仕事44
エインが去った後、ヒヅキは念の為に周囲の気配を探る。
「まだ近くにスキアは来ていないな」
そう考えて、ヒヅキは現在のスキアの状況について考えをめぐらす。
ケスエン砦はヒヅキ達がスキアに襲われていた辺りで既に破壊されていたが、ヒヅキ達への襲撃の方は、ヒヅキが新たな力に目覚めたあの時以来行われていない。追ってくるわけでもないようなので、ではどこへと向かったというのか。
「迂回したという訳でなければいいけれど」
ガーデンに到着したらスキアの襲撃を受けていました。というのは勘弁願いたかった。既に陥落していたとしたらどうしようもないけれど。
ヒヅキは冗談交じりにそう思いながらも、念の為にもしガーデンが既になかった場合の事を考える。
「んー、その場合は通行手形は諦めるとしても、シロッカスさんやシラユリさん達は大丈夫かな」
ガーデンに居る知人達の顔を思い浮かべたヒヅキはそう呟く。とはいえ、近くに居ない為に何もできないと早々に思考を切り換えたのだが。
ここまで国がスキアに乱されているのに隣国がどこも攻めてこないというのは、長く築いてきた友好関係の為か、それともそんな余裕がないのか。どちらにしろ、カーディニア王国が無くなっては困るだろうから、援軍ぐらいは寄越してもいいものだが、ヒヅキは未だにそんな話は聞いていなかった。
「……考えたくはないが、どこも同じという事は無いよな?」
その嫌な妄想に、ヒヅキは深刻そうな顔をする。そうなっては、スキア討伐の為に国家間での協力関係の構築も難しくなるだろう。
「さて、一体世界はどうなっているのやら」
スキアの増殖と、そのスキアによる各国への侵攻。

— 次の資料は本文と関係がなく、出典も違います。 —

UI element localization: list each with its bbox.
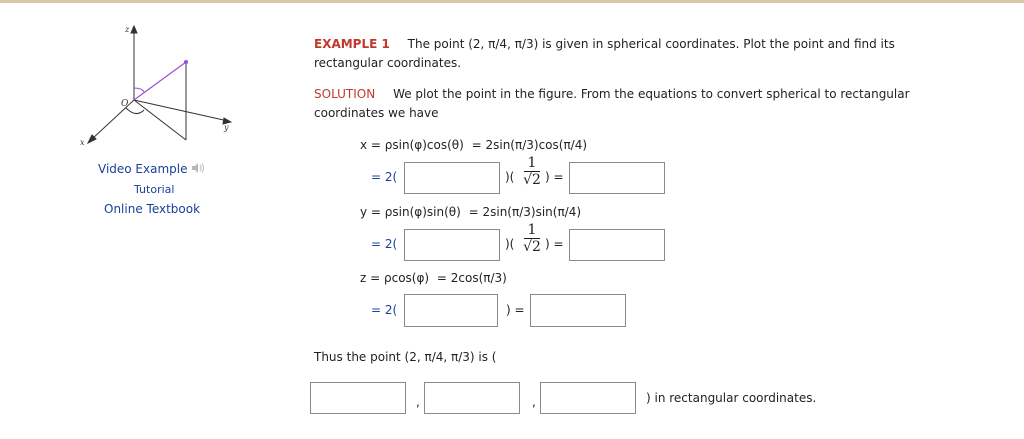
axes [88, 26, 231, 143]
eq-z-lhs: z = ρcos(φ) [360, 271, 430, 285]
z-axis-label: z [125, 25, 130, 34]
answer-x-input[interactable] [310, 382, 406, 414]
plotted-point [184, 60, 188, 64]
eq-x-frac-den: √2 [523, 172, 541, 188]
x-axis-label: x [80, 138, 85, 147]
eq-z-line1 [360, 271, 507, 285]
y-axis-label: y [224, 123, 229, 132]
eq-x-input-2[interactable] [569, 162, 665, 194]
eq-y-end: ) = [545, 237, 564, 251]
conclusion-end: ) in rectangular coordinates. [646, 391, 817, 405]
eq-x-input-1[interactable] [404, 162, 500, 194]
eq-z-prefix: = 2( [371, 303, 398, 317]
eq-y-line1 [360, 205, 581, 219]
eq-y-mid: )( [505, 237, 515, 251]
solution-heading [314, 87, 910, 101]
eq-x-rhs: = 2sin(π/3)cos(π/4) [471, 138, 588, 152]
eq-y-frac-num: 1 [527, 222, 537, 238]
example-label: EXAMPLE 1 [314, 37, 390, 51]
answer-sep-1: , [416, 395, 420, 409]
eq-x-lhs: x = ρsin(φ)cos(θ) [360, 138, 464, 152]
eq-z-end: ) = [506, 303, 525, 317]
theta-arc [126, 108, 144, 114]
eq-x-frac-num: 1 [527, 155, 537, 171]
video-example-label: Video Example [98, 162, 188, 176]
origin-label: O [121, 99, 129, 109]
eq-x-mid: )( [505, 170, 515, 184]
eq-y-input-1[interactable] [404, 229, 500, 261]
online-textbook-link[interactable]: Online Textbook [104, 202, 201, 216]
phi-arc [134, 88, 144, 92]
eq-y-input-2[interactable] [569, 229, 665, 261]
eq-z-rhs: = 2cos(π/3) [436, 271, 507, 285]
eq-x-prefix: = 2( [371, 170, 398, 184]
answer-sep-2: , [532, 395, 536, 409]
eq-y-rhs: = 2sin(π/3)sin(π/4) [468, 205, 582, 219]
rho-line [134, 62, 186, 100]
eq-z-input-2[interactable] [530, 294, 626, 327]
video-example-link[interactable] [98, 162, 205, 176]
top-border [0, 0, 1024, 3]
conclusion-text: Thus the point (2, π/4, π/3) is ( [314, 350, 497, 364]
tutorial-link[interactable]: Tutorial [134, 183, 175, 196]
example-heading [314, 37, 895, 51]
eq-x-end: ) = [545, 170, 564, 184]
solution-text-2: coordinates we have [314, 106, 439, 120]
eq-y-lhs: y = ρsin(φ)sin(θ) [360, 205, 461, 219]
eq-x-fraction [522, 156, 542, 188]
eq-y-fraction [522, 223, 542, 255]
eq-y-prefix: = 2( [371, 237, 398, 251]
solution-label: SOLUTION [314, 87, 376, 101]
solution-text-1: We plot the point in the figure. From the equations to convert spherical to rectangular [393, 87, 910, 101]
answer-z-input[interactable] [540, 382, 636, 414]
eq-z-input-1[interactable] [404, 294, 498, 327]
eq-y-frac-den: √2 [523, 239, 541, 255]
example-text-1: The point (2, π/4, π/3) is given in spherical coordinates. Plot the point and find its [407, 37, 895, 51]
eq-x-line1 [360, 138, 587, 152]
spherical-figure [78, 22, 248, 152]
example-text-2: rectangular coordinates. [314, 56, 462, 70]
answer-y-input[interactable] [424, 382, 520, 414]
speaker-icon [191, 162, 205, 174]
z-arrow [131, 26, 137, 33]
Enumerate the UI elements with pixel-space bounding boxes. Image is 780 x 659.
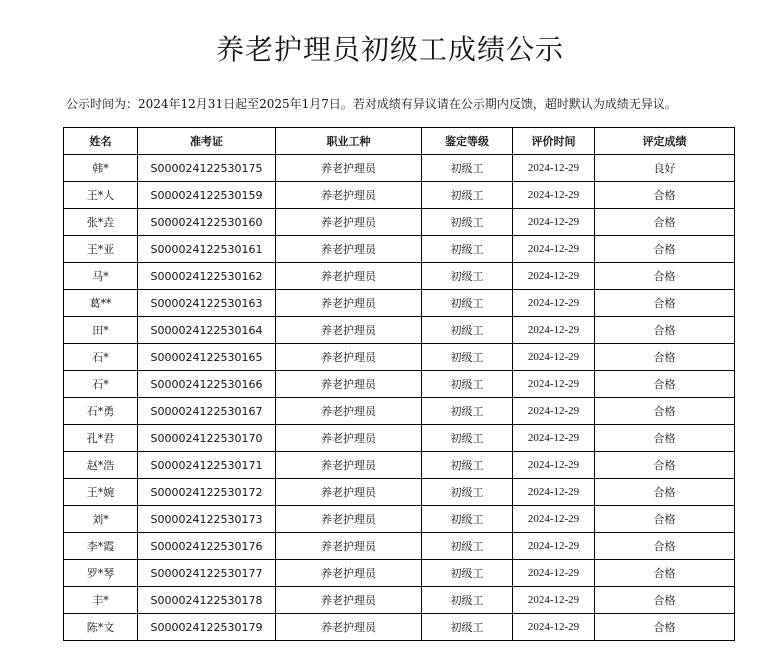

もしその両方が事実ならば、ヒヅキが知る過去の記録にある、世界の破滅への物語そのものだった。
「とはいえ、ここまで規模が大きいのは知らないけれど。それにしても……」
ヒヅキは白みだした空を見上げる。
「調べ物は間に合わなかったのかな……しかし、このスキアの侵攻は誰の意思なのかね」
どことなく嫌な感じを覚えたヒヅキは目を細めて、まだ昇っていない太陽の方角を睨み付ける。何となく、その嫌な感じというのは、太陽と月から感じる嫌悪感に似ている気がしたから。
「気のせいだといいが、分からない事だらけだな。あの声の主は何か知っていそうだったが、教えてはくれないものかね」
謎の声の主ともう一度会話できないかと考えるも、謎の声と会話出来たのはどちらも死んだときだけ。その事にヒヅキは苦笑する。
「流石にそんな賭けはリスクが大きすぎるな」
心の内で何度も一心に呼びかけてみるも、やはり何も返事は帰っては来なかった。そんな事をしている内に空がすっかり明るくなり、完全に朝となった。